If you are a pensioner or think that you could lose money if you have it deposited in the bank, you may seek ways to protect your cash. This is not Monzi’s area of expertise, and you may be better off speaking to a financial advisor about such a topic. However, you should know that negative interest rates aren’t the end of the world, despite the general panic they cause the government.

It may be wise to avoid jumping straight into panic mode and taking whatever advice you encounter online. There is plenty of help available, and it is also important to note that negative rates rarely affect the consumer.

Negative Interest Rates

Alternatives to negative rates

It’s hard to say what the alternatives to negative interest rates are, considering we’re just your local lender-finder and not economists or the RBA. However, without the potential economic jump-start lowering the interest rates might bring, it’s fair to assume that the social state of society would also witness a decline. With high rates of unemployment and a lack of extra cash to compensate, society could flatline in terms of productivity.

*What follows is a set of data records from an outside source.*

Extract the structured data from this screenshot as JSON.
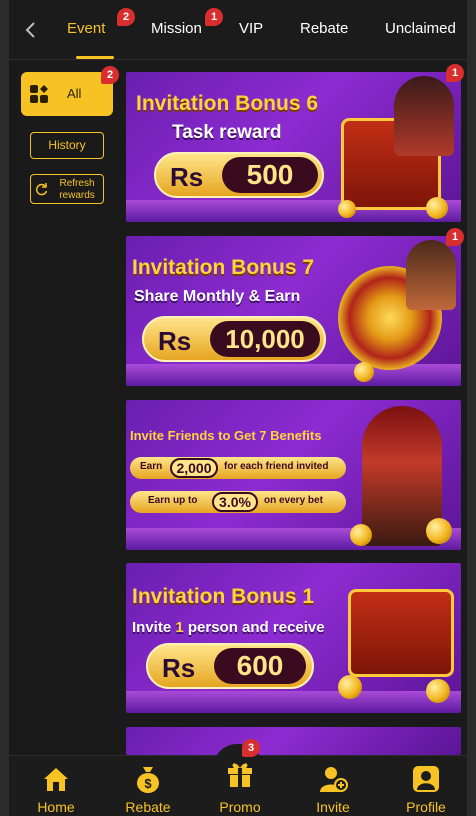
{
  "tabs": {
    "items": [
      {
        "label": "Event",
        "badge": "2",
        "active": true
      },
      {
        "label": "Mission",
        "badge": "1"
      },
      {
        "label": "VIP"
      },
      {
        "label": "Rebate"
      },
      {
        "label": "Unclaimed"
      }
    ]
  },
  "sidebar": {
    "all_label": "All",
    "all_badge": "2",
    "history_label": "History",
    "refresh_label": "Refresh rewards"
  },
  "banners": [
    {
      "title": "Invitation Bonus 6",
      "subtitle": "Task reward",
      "currency": "Rs",
      "amount": "500",
      "badge": "1"
    },
    {
      "title": "Invitation Bonus 7",
      "subtitle": "Share Monthly & Earn",
      "currency": "Rs",
      "amount": "10,000",
      "badge": "1"
    },
    {
      "title": "Invite Friends to Get 7 Benefits",
      "row1": {
        "pre": "Earn",
        "value": "2,000",
        "post": "for each friend invited"
      },
      "row2": {
        "pre": "Earn up to",
        "value": "3.0%",
        "post": "on every bet"
      }
    },
    {
      "title": "Invitation Bonus 1",
      "subtitle_pre": "Invite",
      "subtitle_num": "1",
      "subtitle_post": "person and receive",
      "currency": "Rs",
      "amount": "600"
    }
  ],
  "bottom_nav": {
    "items": [
      {
        "label": "Home",
        "icon": "home-icon"
      },
      {
        "label": "Rebate",
        "icon": "money-bag-icon"
      },
      {
        "label": "Promo",
        "icon": "gift-icon",
        "badge": "3"
      },
      {
        "label": "Invite",
        "icon": "add-user-icon"
      },
      {
        "label": "Profile",
        "icon": "profile-icon"
      }
    ]
  },
  "colors": {
    "accent": "#f7c324",
    "badge": "#d92e2e",
    "background": "#1a1a1a"
  }
}
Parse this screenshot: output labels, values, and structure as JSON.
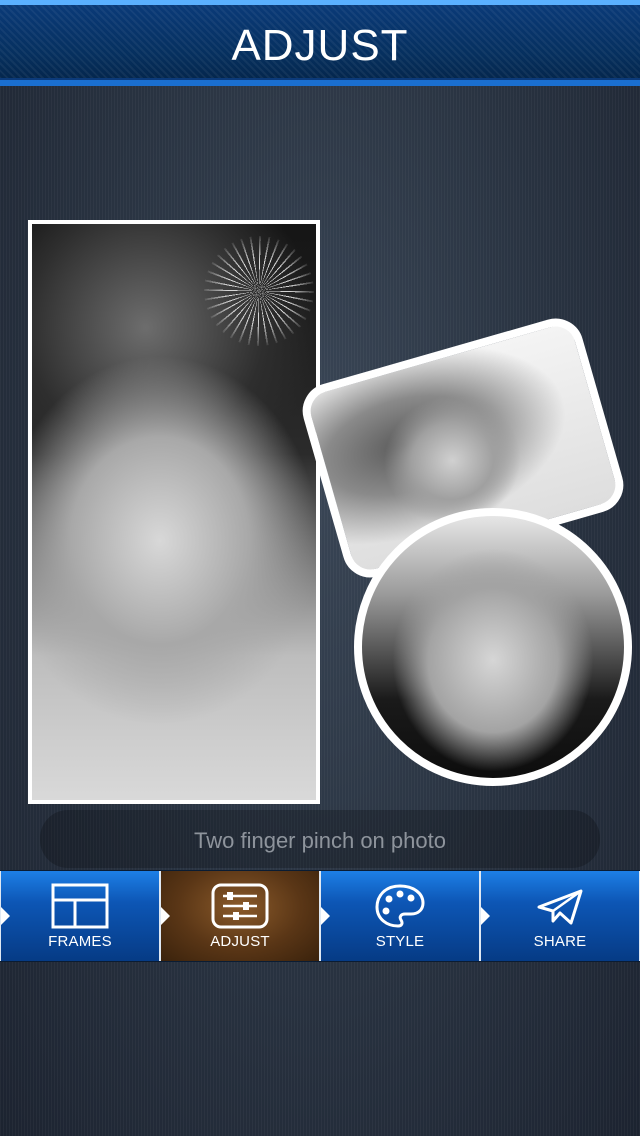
{
  "header": {
    "title": "ADJUST"
  },
  "hint": {
    "text": "Two finger pinch on photo"
  },
  "toolbar": {
    "items": [
      {
        "label": "FRAMES",
        "icon": "frames-icon"
      },
      {
        "label": "ADJUST",
        "icon": "sliders-icon",
        "active": true
      },
      {
        "label": "STYLE",
        "icon": "palette-icon"
      },
      {
        "label": "SHARE",
        "icon": "share-plane-icon"
      }
    ]
  }
}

Even though you are unlikely to encounter negative interest rates personally if you want to know what alternatives exist, there is plenty of information freely available online. Or you could consider speaking to a financial advisor. If you fear that you won’t be able to keep your head above water in future, the government’s MoneySmart site has an excellent page on urgent help with money. This may help you feel calmer and understand where you can turn in tight situations.

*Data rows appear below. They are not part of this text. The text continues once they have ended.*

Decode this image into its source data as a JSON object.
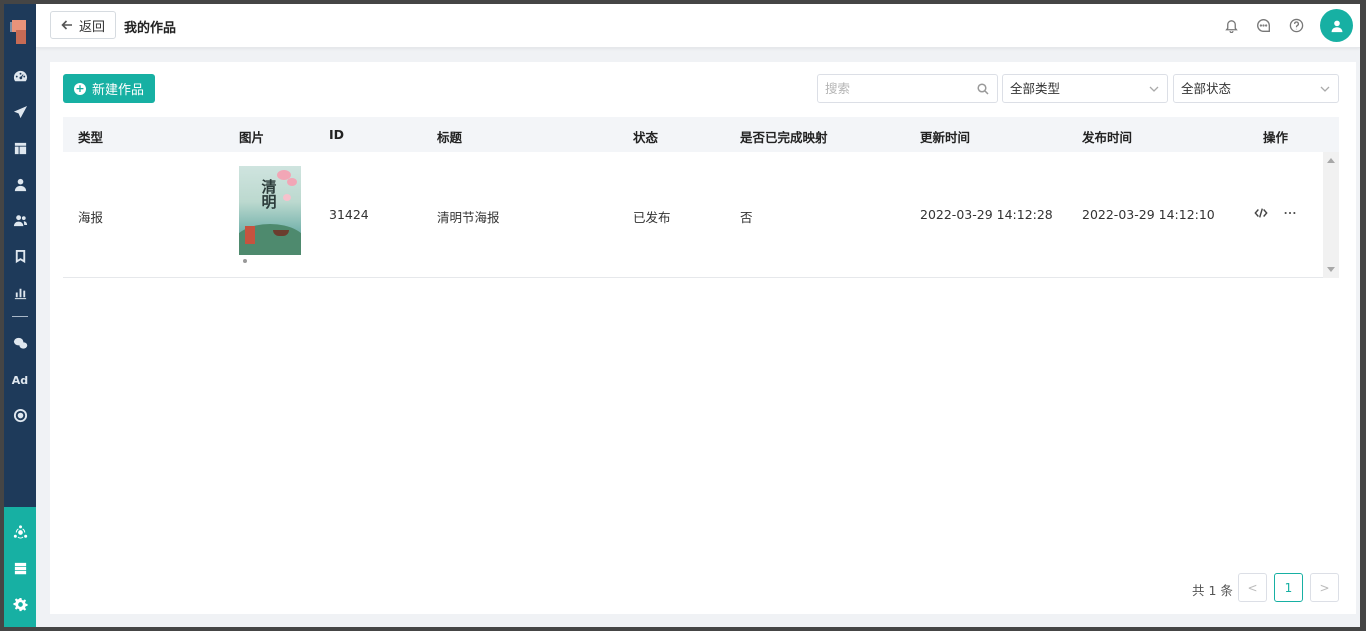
{
  "header": {
    "back_label": "返回",
    "page_title": "我的作品"
  },
  "toolbar": {
    "new_button_label": "新建作品",
    "search_placeholder": "搜索",
    "type_filter_value": "全部类型",
    "status_filter_value": "全部状态"
  },
  "table": {
    "columns": [
      "类型",
      "图片",
      "ID",
      "标题",
      "状态",
      "是否已完成映射",
      "更新时间",
      "发布时间",
      "操作"
    ],
    "rows": [
      {
        "type": "海报",
        "id": "31424",
        "title": "清明节海报",
        "status": "已发布",
        "mapped": "否",
        "updated_at": "2022-03-29 14:12:28",
        "published_at": "2022-03-29 14:12:10",
        "poster_text": "清明"
      }
    ]
  },
  "pagination": {
    "total_label": "共 1 条",
    "current_page": "1",
    "prev_label": "<",
    "next_label": ">"
  },
  "sidebar": {
    "ad_label": "Ad"
  },
  "colors": {
    "accent": "#17b0a3",
    "sidebar": "#1e3a5a"
  }
}
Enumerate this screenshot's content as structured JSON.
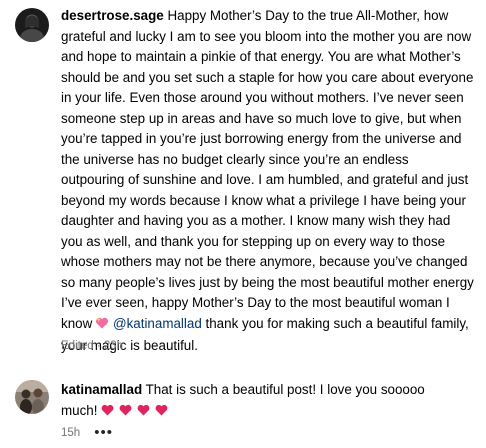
{
  "comments": [
    {
      "username": "desertrose.sage",
      "text": "Happy Mother’s Day to the true All-Mother, how grateful and lucky I am to see you bloom into the mother you are now and hope to maintain a pinkie of that energy. You are what Mother’s should be and you set such a staple for how you care about everyone in your life. Even those around you without mothers. I’ve never seen someone step up in areas and have so much love to give, but when you’re tapped in you’re just borrowing energy from the universe and the universe has no budget clearly since you’re an endless outpouring of sunshine and love. I am humbled, and grateful and just beyond my words because I know what a privilege I have being your daughter and having you as a mother. I know many wish they had you as well, and thank you for stepping up on every way to those whose mothers may not be there anymore, because you’ve changed so many people’s lives just by being the most beautiful mother energy I’ve ever seen, happy Mother’s Day to the most beautiful woman I know",
      "mention": "@katinamallad",
      "text_after_mention": "thank you for making such a beautiful family, your magic is beautiful.",
      "meta": "Edited · 23h",
      "icons": [
        "sparkling-heart-icon"
      ]
    },
    {
      "username": "katinamallad",
      "text": "That is such a beautiful post! I love you sooooo much!",
      "meta": "15h",
      "more": "•••",
      "icons": [
        "red-heart-icon",
        "red-heart-icon",
        "red-heart-icon",
        "red-heart-icon"
      ]
    }
  ],
  "colors": {
    "mention": "#00376b",
    "meta": "#737373",
    "heart": "#e0245e"
  }
}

Interest rates for personal loans

When it comes to the regular personal loan interest rates, there can be some variance. Depending on whether you take a financial institution’s personal loan or a private lender’s private loan, you are likely to see some margin of difference. Generally speaking, the interest rate that accompanies most personal loans is higher than the interest rate of other loan types. This is due to the repayment terms that accompany personal loans. There is usually such a short turnaround with personal loans in comparison to large loans. Hence, the interest rate is higher to protect your lender.

A bank loan may be able to offer lower interest rates. This is as they can have more stability in their offers. At the same time, private loans compensate for their higher rates with more flexibility regarding assessment criteria. This means that if you have bad credit but are confident you can stay on top of your repayments, private personal loans may work well for you.

What interest rates are on different loan types?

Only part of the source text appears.